Merkel: "Europa und die USA sind Partner. Diese Partnerschaft muss sich aber auf Vertrauen und Respekt aufbauen."

Foto: Bundesregierung/Bergmann

Seit über die Aktivitäten des amerikanischen Geheimdienstes NSA gesprochen werde, habe sie bereits mehrmals gegenüber dem amerikanischen Präsidenten deutlich gemacht: "Ausspähen unter Freunden, das geht gar nicht", so die Bundeskanzlerin vor Beginn des EU-Rates in Brüssel. Angela Merkel zeigte sich betroffen: "Wir sind Verbündete, aber solch ein Bündnis kann nur auf Vertrauen aufgebaut sein."

Merkel betonte, es gehe nicht vordergründig nur um sie, sondern um alle Bürgerinnen und Bürger in Deutschland und in der gesamten EU. Es gelte, Vertrauen wiederherzustellen und darüber nachzudenken: "Was brauchen wir? Welche Datenschutzabkommen brauchen wir? Welche Transparenz brauchen wir?" Sie sei als Bundeskanzlerin verantwortlich, das für ihre Mitbürger durchzusetzen.

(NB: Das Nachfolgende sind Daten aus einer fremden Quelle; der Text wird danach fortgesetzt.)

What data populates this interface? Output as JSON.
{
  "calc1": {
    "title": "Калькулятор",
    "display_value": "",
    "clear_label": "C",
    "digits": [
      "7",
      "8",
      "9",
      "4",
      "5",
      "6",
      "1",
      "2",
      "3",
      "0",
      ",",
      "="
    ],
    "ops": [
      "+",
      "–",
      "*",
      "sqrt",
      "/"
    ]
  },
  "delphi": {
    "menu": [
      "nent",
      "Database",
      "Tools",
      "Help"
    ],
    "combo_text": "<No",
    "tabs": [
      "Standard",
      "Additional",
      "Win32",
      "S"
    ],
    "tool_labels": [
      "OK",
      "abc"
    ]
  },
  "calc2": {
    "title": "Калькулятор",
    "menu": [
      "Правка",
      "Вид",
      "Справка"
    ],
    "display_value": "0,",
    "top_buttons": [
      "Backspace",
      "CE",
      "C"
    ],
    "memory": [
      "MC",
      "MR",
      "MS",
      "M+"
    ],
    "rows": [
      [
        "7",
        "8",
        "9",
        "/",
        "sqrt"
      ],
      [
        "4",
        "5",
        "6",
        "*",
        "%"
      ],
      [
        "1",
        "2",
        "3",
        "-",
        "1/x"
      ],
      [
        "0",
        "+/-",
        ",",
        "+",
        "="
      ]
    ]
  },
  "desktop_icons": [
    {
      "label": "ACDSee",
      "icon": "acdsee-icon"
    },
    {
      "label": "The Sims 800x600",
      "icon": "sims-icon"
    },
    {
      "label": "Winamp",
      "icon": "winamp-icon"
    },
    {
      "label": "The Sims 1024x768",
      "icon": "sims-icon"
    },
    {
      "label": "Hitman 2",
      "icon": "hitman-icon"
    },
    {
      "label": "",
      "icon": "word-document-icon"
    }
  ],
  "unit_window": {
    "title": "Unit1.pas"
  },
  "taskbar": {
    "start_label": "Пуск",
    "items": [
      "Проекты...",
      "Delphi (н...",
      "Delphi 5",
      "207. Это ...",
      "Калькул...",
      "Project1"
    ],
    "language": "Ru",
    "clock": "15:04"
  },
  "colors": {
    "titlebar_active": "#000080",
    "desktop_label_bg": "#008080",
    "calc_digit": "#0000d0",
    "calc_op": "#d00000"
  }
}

Zuletzt am Mittwoch hatte sie in einem Telefonat mit US-Präsident Barack Obama klargestellt, dass sie solche Praktiken - sollten sich die Hinweise bewahrheiten - "unmissverständlich missbilligt" und als "völlig inakzeptabel" ansieht.

Deutschland und Frankreich als Vorreiter

Es habe eine sehr umfassende, sehr gute Diskussion der europäischen Staats- und Regierungschefs zu den Entwicklungen gegeben, so die Bundeskanzlerin am späten Donnerstagabend in Brüssel. Merkel betonte: "Europa und die USA sind Partner. Diese Partnerschaft muss sich aber auf Vertrauen und Respekt aufbauen."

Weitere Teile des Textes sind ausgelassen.